In this study, we investigated the signaling pathway involved in IL-6 production caused by peptidoglycan (PGN), a cell wall component of the Gram-positive bacterium, Staphylococcus aureus, in RAW 264.7 macrophages. PGN caused concentration- and time-dependent increases in IL-6, PGE(2), and cAMP production. PGN-mediated IL-6 production was inhibited by a nonselective cyclooxygenase (COX) inhibitor (indomethacin), a selective COX-2 inhibitor (NS398), a PGE(2) (EP2) antagonist (AH6809), a PGE(4) (EP4) antagonist (AH23848), and a protein kinase A (PKA) inhibitor (KT5720), but not by a nonselective NO synthase inhibitor (N-G-nitro-L-arginine methyl ester). Furthermore, PGE(2), an EP2 agonist (butaprost), an EP2/PGE(3) (EP3)/EP4 agonist (misoprostol), and misoprostol in the presence of AH6809 all induced IL-6 production, whereas an EP1/EP3 agonist (sulprostone) did not. PGN caused time-dependent activations of I kappa B kinase alpha beta (IKKd beta) and p65 phosphorylation at Ser 276, and these effects were inhibited by NS398 and KT5720. Both PGE(2) and 8-bromo-cAMP also caused IKKd beta kinase alpha beta phosphorylation. PGN resulted in two waves of the formation of NF-kappa B-specific DNA-protein complexes. The first wave of NF-kappa B activation occurred at 10-60 min of treatment, whereas the later wave occurred at 2-12 h of treatment. The PGN-induced increase in kappa B luciferase activity was inhibited by NS398, AH6809, AH23848, KT5720, a protein kinase C inhibitor (Ro31-8220), and a p38 MAPK inhibitor (SB203580).

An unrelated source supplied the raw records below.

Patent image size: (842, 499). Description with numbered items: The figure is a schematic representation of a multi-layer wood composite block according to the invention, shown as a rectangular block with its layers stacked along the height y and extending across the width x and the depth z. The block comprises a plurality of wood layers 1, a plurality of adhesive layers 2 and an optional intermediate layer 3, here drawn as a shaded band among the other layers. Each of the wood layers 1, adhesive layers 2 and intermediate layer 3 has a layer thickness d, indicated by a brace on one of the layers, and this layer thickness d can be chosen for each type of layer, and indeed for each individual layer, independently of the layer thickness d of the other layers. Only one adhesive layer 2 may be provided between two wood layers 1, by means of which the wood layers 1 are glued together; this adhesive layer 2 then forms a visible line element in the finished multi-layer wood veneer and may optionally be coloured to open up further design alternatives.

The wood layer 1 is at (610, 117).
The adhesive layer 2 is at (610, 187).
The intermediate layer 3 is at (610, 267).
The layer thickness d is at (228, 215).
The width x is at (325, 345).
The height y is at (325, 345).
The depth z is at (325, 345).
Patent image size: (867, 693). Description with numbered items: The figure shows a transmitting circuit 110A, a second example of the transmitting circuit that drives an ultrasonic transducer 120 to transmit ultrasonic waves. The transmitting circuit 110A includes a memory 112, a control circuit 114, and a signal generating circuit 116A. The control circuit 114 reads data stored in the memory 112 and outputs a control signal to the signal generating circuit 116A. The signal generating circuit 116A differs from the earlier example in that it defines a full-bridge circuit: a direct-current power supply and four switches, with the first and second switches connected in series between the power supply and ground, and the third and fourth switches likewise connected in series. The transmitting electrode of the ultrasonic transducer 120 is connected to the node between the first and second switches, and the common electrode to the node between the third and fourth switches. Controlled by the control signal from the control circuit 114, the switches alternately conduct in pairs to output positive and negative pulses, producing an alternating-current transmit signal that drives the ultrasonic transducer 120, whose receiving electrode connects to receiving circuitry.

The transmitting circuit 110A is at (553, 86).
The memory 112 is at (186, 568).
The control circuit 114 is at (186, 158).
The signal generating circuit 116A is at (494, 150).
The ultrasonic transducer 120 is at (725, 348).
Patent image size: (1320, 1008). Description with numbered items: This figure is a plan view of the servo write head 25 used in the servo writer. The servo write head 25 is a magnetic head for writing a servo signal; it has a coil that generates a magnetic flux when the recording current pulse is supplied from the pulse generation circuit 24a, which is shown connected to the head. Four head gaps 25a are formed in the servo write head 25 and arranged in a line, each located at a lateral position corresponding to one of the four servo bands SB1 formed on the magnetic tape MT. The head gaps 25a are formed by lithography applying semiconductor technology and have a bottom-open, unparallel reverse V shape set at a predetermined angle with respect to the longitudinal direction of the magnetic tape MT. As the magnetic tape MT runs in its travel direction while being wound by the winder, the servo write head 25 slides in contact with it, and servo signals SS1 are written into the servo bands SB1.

These results suggest that PGN-induced IL-6 production involves COX-2-generated PGE(2), activation of the EP2 and EP4 receptors, cAMP formation, and the activation of PKA, protein kinase C, p38 MAPK, IKKd beta, kinase alpha beta, p65 phosphorylation, and NF-kappa B. However, PGN-induced NO release is not involved in the signaling pathway of PGN-induced IL-6 production.